My algorithm: It doesn't matter. This new technology diffuses so quickly anyway, there's zero chance of either side obtaining a zero-sum advantage and many reasons why both would benefit from open exchange.

 

The cat is out of the bag. The race for the ultimate, fastest, smartest AI model may be less useful to either than each learning from the other as hundreds of millions of citizens rush headlong to find uses for these new tools predictable by nobody. Witness the proliferation of AI creatures prompted to consider the implication of their own creation, which has created a philosophical moment on the internet. Now Pope Leo has become involved. Even to the deterministically inclined, it hints at something resembling freedom that perhaps arises simply because of the complexity and chaos operating in our lives.

 

Neither side, by definition, has an interest in a collision that leaves both worse off.

 

AI can be used to improve weapons and military strategy.

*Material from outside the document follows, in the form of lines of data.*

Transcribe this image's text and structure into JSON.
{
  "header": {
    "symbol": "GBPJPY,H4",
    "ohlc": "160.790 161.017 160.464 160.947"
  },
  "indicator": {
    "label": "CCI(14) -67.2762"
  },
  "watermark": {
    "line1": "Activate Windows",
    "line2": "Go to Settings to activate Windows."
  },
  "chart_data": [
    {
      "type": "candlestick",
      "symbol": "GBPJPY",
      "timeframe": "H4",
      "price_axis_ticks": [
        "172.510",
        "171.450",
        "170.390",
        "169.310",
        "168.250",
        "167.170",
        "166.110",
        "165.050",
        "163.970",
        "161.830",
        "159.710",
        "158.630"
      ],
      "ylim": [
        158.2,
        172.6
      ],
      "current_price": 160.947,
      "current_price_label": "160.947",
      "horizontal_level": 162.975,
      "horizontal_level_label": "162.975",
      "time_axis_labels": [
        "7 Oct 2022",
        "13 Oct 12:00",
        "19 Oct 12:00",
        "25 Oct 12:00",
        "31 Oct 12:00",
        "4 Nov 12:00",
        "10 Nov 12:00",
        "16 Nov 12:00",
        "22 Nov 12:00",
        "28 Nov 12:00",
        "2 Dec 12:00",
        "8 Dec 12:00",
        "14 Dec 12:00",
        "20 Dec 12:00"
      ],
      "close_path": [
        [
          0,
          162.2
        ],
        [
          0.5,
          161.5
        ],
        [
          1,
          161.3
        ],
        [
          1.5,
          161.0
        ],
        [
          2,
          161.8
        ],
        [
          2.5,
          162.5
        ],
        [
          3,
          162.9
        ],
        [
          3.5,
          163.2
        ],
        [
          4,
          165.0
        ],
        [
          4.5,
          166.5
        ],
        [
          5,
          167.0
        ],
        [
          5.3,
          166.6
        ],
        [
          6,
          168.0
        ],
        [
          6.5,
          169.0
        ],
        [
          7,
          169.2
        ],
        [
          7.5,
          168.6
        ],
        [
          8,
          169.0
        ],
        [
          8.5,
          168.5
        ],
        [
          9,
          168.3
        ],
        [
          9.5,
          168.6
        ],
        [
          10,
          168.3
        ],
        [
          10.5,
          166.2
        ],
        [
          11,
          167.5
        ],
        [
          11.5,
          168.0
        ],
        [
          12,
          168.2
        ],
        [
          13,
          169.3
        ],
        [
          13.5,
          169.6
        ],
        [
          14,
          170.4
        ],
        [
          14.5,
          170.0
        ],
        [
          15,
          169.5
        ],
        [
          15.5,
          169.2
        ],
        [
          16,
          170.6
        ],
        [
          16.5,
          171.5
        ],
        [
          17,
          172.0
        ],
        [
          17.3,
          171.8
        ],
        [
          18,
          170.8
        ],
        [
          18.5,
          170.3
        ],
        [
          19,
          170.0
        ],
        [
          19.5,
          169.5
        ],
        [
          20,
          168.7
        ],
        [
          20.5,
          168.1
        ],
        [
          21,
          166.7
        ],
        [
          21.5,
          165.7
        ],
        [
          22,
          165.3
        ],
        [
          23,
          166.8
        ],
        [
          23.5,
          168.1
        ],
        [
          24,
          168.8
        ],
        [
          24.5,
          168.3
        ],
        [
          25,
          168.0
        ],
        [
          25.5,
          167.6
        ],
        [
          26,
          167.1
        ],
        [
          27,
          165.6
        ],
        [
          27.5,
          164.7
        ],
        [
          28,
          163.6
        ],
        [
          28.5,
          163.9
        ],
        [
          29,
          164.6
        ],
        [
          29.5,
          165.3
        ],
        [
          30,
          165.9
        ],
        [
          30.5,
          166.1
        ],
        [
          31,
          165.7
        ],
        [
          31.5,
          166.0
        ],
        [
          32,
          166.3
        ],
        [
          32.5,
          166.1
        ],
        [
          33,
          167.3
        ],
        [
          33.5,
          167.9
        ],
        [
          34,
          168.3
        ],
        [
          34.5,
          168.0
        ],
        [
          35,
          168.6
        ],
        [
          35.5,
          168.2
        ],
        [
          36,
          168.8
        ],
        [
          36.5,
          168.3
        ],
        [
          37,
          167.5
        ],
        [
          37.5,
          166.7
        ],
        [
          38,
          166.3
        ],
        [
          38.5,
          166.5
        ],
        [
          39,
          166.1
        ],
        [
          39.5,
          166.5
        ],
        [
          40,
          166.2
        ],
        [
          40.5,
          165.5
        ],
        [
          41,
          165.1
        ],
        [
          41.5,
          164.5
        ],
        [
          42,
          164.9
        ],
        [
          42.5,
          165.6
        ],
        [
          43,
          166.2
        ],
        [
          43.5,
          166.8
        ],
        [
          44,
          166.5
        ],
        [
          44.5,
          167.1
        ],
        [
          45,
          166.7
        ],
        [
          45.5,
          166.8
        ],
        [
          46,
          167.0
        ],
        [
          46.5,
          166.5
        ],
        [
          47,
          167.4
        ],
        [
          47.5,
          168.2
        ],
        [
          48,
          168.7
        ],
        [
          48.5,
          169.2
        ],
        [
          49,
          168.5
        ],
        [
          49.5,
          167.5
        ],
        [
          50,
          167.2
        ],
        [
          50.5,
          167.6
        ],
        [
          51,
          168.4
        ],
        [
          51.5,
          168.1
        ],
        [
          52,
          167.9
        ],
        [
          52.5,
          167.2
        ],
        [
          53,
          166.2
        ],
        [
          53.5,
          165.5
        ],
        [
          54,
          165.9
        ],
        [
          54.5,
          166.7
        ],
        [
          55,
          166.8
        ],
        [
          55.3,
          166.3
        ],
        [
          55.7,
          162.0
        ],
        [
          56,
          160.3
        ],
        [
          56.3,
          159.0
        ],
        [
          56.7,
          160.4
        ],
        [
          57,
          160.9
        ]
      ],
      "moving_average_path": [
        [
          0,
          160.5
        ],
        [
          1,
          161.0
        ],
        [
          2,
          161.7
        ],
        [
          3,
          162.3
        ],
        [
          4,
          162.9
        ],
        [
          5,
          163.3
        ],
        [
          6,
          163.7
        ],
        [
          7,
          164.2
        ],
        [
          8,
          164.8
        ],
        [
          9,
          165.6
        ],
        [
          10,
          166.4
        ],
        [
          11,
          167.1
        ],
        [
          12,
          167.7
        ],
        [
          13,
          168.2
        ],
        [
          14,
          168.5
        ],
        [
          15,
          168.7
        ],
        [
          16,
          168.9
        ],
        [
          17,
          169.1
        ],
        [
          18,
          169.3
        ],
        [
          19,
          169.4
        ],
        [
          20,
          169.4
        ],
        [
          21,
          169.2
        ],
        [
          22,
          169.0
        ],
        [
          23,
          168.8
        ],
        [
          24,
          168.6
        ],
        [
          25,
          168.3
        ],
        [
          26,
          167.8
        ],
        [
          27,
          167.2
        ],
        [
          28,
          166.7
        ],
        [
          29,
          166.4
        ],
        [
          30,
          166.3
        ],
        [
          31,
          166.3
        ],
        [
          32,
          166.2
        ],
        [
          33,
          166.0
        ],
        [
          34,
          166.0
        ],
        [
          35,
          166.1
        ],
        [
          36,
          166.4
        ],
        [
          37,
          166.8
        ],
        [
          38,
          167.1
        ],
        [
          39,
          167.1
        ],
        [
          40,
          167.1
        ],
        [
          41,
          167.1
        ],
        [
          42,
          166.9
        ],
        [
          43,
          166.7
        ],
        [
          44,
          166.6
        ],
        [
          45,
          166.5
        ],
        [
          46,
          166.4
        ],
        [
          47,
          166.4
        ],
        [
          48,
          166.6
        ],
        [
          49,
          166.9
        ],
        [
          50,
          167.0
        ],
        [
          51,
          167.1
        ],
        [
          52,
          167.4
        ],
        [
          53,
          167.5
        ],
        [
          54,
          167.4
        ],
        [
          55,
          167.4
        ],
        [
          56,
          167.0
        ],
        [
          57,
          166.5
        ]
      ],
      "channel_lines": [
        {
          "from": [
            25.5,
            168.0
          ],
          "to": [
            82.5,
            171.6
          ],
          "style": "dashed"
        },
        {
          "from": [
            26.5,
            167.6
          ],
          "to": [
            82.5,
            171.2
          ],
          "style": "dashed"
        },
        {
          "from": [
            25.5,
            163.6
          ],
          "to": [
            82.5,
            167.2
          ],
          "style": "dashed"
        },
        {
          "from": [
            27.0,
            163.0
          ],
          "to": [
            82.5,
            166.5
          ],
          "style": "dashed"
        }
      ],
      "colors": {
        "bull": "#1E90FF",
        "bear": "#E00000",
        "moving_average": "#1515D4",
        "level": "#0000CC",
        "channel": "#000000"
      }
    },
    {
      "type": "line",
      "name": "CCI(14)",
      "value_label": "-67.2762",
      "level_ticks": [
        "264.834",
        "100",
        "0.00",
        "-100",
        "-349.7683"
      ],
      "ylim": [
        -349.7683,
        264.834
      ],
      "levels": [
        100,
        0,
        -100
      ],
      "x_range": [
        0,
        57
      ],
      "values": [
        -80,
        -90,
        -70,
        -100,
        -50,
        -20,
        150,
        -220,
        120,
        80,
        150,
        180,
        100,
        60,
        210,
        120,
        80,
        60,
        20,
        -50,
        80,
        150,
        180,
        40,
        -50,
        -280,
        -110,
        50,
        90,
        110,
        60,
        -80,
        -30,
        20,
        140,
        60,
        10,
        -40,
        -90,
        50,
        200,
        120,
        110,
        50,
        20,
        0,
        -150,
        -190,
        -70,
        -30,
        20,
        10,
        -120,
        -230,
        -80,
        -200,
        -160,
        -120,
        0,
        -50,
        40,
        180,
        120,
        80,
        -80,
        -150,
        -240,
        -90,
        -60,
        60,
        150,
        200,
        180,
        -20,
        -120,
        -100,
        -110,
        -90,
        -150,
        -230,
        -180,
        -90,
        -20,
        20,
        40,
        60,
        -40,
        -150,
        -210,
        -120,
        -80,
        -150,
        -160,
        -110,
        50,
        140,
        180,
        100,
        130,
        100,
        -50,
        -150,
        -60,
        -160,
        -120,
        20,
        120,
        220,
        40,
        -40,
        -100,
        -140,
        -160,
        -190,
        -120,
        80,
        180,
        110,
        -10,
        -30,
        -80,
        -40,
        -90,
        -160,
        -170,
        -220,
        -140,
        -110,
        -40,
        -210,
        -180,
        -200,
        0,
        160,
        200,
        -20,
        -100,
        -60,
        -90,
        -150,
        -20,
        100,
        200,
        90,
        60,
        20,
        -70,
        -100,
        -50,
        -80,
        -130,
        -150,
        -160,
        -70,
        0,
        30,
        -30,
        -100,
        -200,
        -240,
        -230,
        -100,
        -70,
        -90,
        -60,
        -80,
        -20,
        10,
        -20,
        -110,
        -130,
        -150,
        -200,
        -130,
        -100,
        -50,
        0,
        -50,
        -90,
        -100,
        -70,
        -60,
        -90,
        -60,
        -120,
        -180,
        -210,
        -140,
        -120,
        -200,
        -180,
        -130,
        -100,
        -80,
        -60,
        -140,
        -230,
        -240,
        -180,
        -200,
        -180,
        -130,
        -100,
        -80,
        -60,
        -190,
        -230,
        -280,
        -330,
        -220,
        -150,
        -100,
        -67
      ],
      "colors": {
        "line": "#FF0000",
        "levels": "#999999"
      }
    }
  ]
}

Each will do so.

 

But it also supplies tools to see through the decision-making of say, Iran's Ayatollah Ali Khamenei: His kind of cloistered and wishful thinking. His self-serving oversimplifications. His confusion of randomness with pattern. His belief in their control of events. His reduction of groups of people to stereotypes.

 

Leaders will increasingly make their decisions in a context where their every claim and assumption is instantly and universally dissected with recursive, powerful tools, including by their own underlings. AI may arrive just in time to rescue us from the errors of humans whose responsibility no longer is the well-being of millions but billions.” [1]

  

1. When AI Creatures Ask 'Why Me?' Jenkins, Holman W; Jr.  Wall Street Journal, Eastern edition; New York, N.Y.. 21 June 2025: A15.